An avid ice skater, I did not want to face the prospect of a winter without my favorite sport. In light of the pandemic, I didn’t think it prudent to spend hours inside crowded indoor arenas, so I built my own backyard rink.
The day before the 2020 Winter Solstice, I enjoyed the fruits of my autumn labor. It was a little slice of heaven. For a couple of all-too-fleeting hours, I danced under a powder-blue sky, forgetting all about work, the pandemic, politics, entitlement, oppression, greed, pollution, and all the other anxiety-inducing issues that seem to colonize the consciousness from day to day. For a couple of hours it was all lightness, bliss, and balance. (And an incessantly runny nose.)

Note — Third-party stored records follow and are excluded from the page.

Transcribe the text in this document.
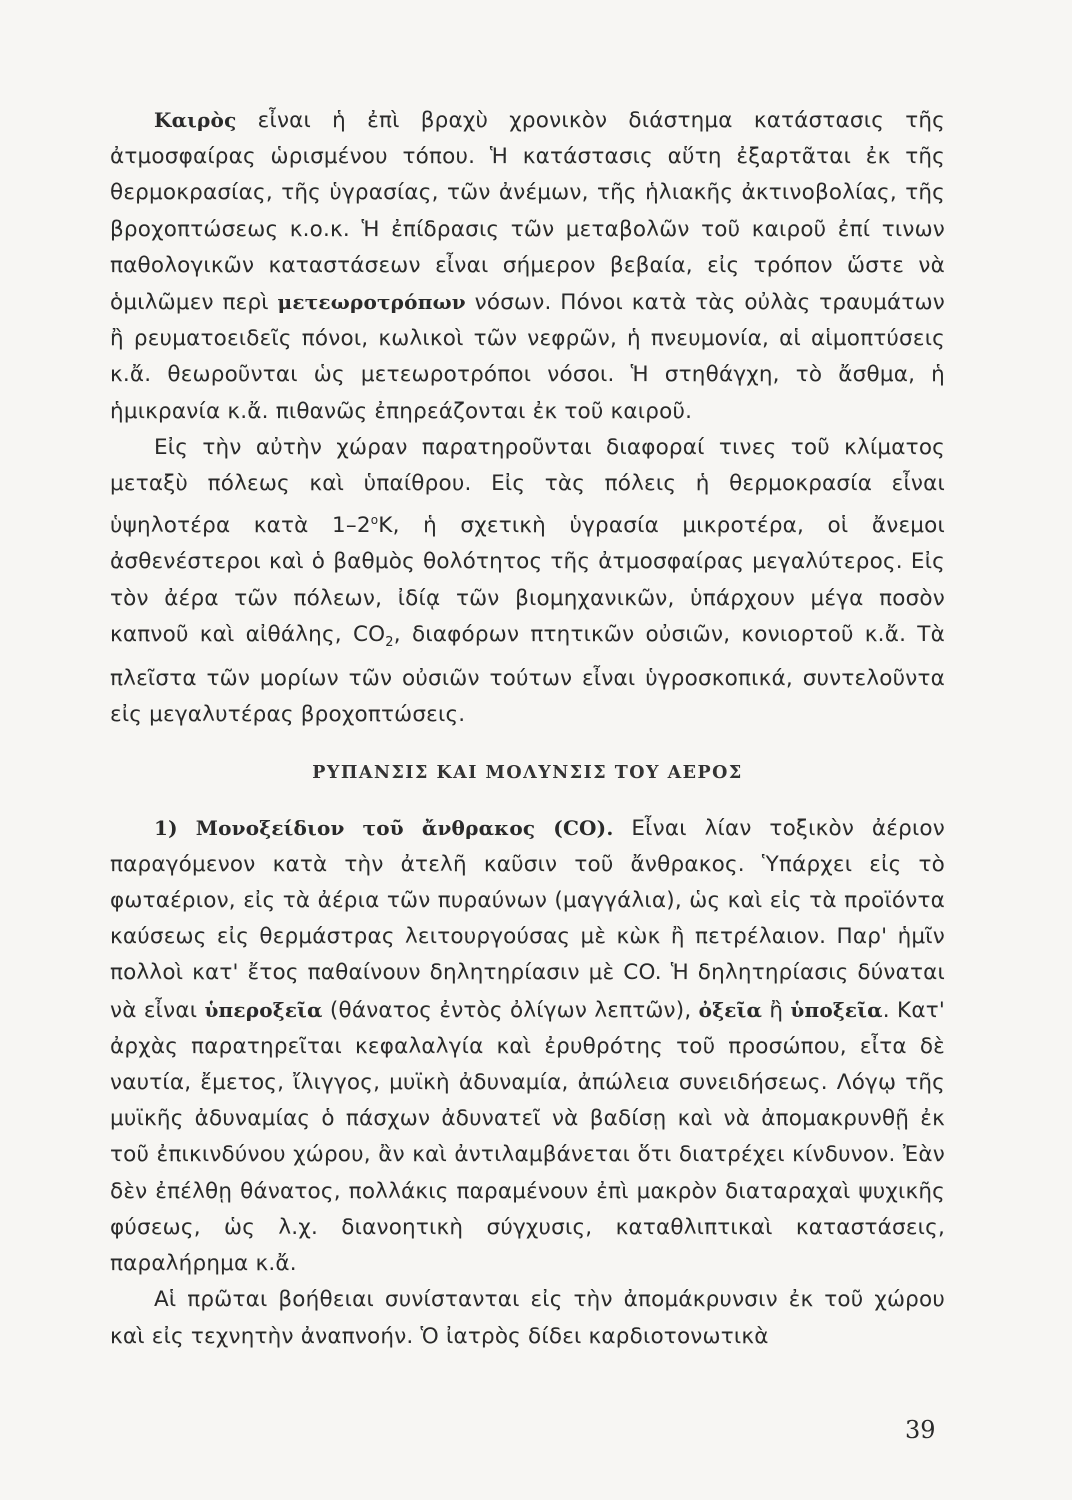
Καιρὸς εἶναι ἡ ἐπὶ βραχὺ χρονικὸν διάστημα κατάστασις τῆς ἀτμοσφαίρας ὡρισμένου τόπου. Ἡ κατάστασις αὕτη ἐξαρτᾶται ἐκ τῆς θερμοκρασίας, τῆς ὑγρασίας, τῶν ἀνέμων, τῆς ἡλιακῆς ἀκτινοβολίας, τῆς βροχοπτώσεως κ.ο.κ. Ἡ ἐπίδρασις τῶν μεταβολῶν τοῦ καιροῦ ἐπί τινων παθολογικῶν καταστάσεων εἶναι σήμερον βεβαία, εἰς τρόπον ὥστε νὰ ὁμιλῶμεν περὶ μετεωροτρόπων νόσων. Πόνοι κατὰ τὰς οὐλὰς τραυμάτων ἢ ρευματοειδεῖς πόνοι, κωλικοὶ τῶν νεφρῶν, ἡ πνευμονία, αἱ αἱμοπτύσεις κ.ἄ. θεωροῦνται ὡς μετεωροτρόποι νόσοι. Ἡ στηθάγχη, τὸ ἄσθμα, ἡ ἡμικρανία κ.ἄ. πιθανῶς ἐπηρεάζονται ἐκ τοῦ καιροῦ.

Εἰς τὴν αὐτὴν χώραν παρατηροῦνται διαφοραί τινες τοῦ κλίματος μεταξὺ πόλεως καὶ ὑπαίθρου. Εἰς τὰς πόλεις ἡ θερμοκρασία εἶναι ὑψηλοτέρα κατὰ 1–2$^o$K, ἡ σχετικὴ ὑγρασία μικροτέρα, οἱ ἄνεμοι ἀσθενέστεροι καὶ ὁ βαθμὸς θολότητος τῆς ἀτμοσφαίρας μεγαλύτερος. Εἰς τὸν ἀέρα τῶν πόλεων, ἰδίᾳ τῶν βιομηχανικῶν, ὑπάρχουν μέγα ποσὸν καπνοῦ καὶ αἰθάλης, $CO_2$, διαφόρων πτητικῶν οὐσιῶν, κονιορτοῦ κ.ἄ. Τὰ πλεῖστα τῶν μορίων τῶν οὐσιῶν τούτων εἶναι ὑγροσκοπικά, συντελοῦντα εἰς μεγαλυτέρας βροχοπτώσεις.

ΡΥΠΑΝΣΙΣ ΚΑΙ ΜΟΛΥΝΣΙΣ ΤΟΥ ΑΕΡΟΣ

1) Μονοξείδιον τοῦ ἄνθρακος (CO). Εἶναι λίαν τοξικὸν ἀέριον παραγόμενον κατὰ τὴν ἀτελῆ καῦσιν τοῦ ἄνθρακος. Ὑπάρχει εἰς τὸ φωταέριον, εἰς τὰ ἀέρια τῶν πυραύνων (μαγγάλια), ὡς καὶ εἰς τὰ προϊόντα καύσεως εἰς θερμάστρας λειτουργούσας μὲ κὼκ ἢ πετρέλαιον. Παρ' ἡμῖν πολλοὶ κατ' ἔτος παθαίνουν δηλητηρίασιν μὲ CO. Ἡ δηλητηρίασις δύναται νὰ εἶναι ὑπεροξεῖα (θάνατος ἐντὸς ὀλίγων λεπτῶν), ὀξεῖα ἢ ὑποξεῖα. Κατ' ἀρχὰς παρατηρεῖται κεφαλαλγία καὶ ἐρυθρότης τοῦ προσώπου, εἶτα δὲ ναυτία, ἔμετος, ἴλιγγος, μυϊκὴ ἀδυναμία, ἀπώλεια συνειδήσεως. Λόγῳ τῆς μυϊκῆς ἀδυναμίας ὁ πάσχων ἀδυνατεῖ νὰ βαδίσῃ καὶ νὰ ἀπομακρυνθῇ ἐκ τοῦ ἐπικινδύνου χώρου, ἂν καὶ ἀντιλαμβάνεται ὅτι διατρέχει κίνδυνον. Ἐὰν δὲν ἐπέλθῃ θάνατος, πολλάκις παραμένουν ἐπὶ μακρὸν διαταραχαὶ ψυχικῆς φύσεως, ὡς λ.χ. διανοητικὴ σύγχυσις, καταθλιπτικαὶ καταστάσεις, παραλήρημα κ.ἄ.

Αἱ πρῶται βοήθειαι συνίστανται εἰς τὴν ἀπομάκρυνσιν ἐκ τοῦ χώρου καὶ εἰς τεχνητὴν ἀναπνοήν. Ὁ ἰατρὸς δίδει καρδιοτονωτικὰ

39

Later that evening I recorded a bit of bass guitar to accompany the video. All in all it was a good day. Here’s to the return of the light.
Building the rink
Building the 24-by-48-foot rink was almost as fun as using it. I started making the structure—essentially a shallow above-ground pool—in November of 2020, using plywood side-boards that I sawed from larger sheets. (Each 4-foot-by-8-foot sheet of plywood yielded three 8-foot-by-16-inch boards.) I purchased brackets from NiceRink, to hold the boards upright and keep them from pushing outward. Then, just before the first hard freeze, I lined the rink with a large sheet of white plastic, and hired a pool-water truck to fill it.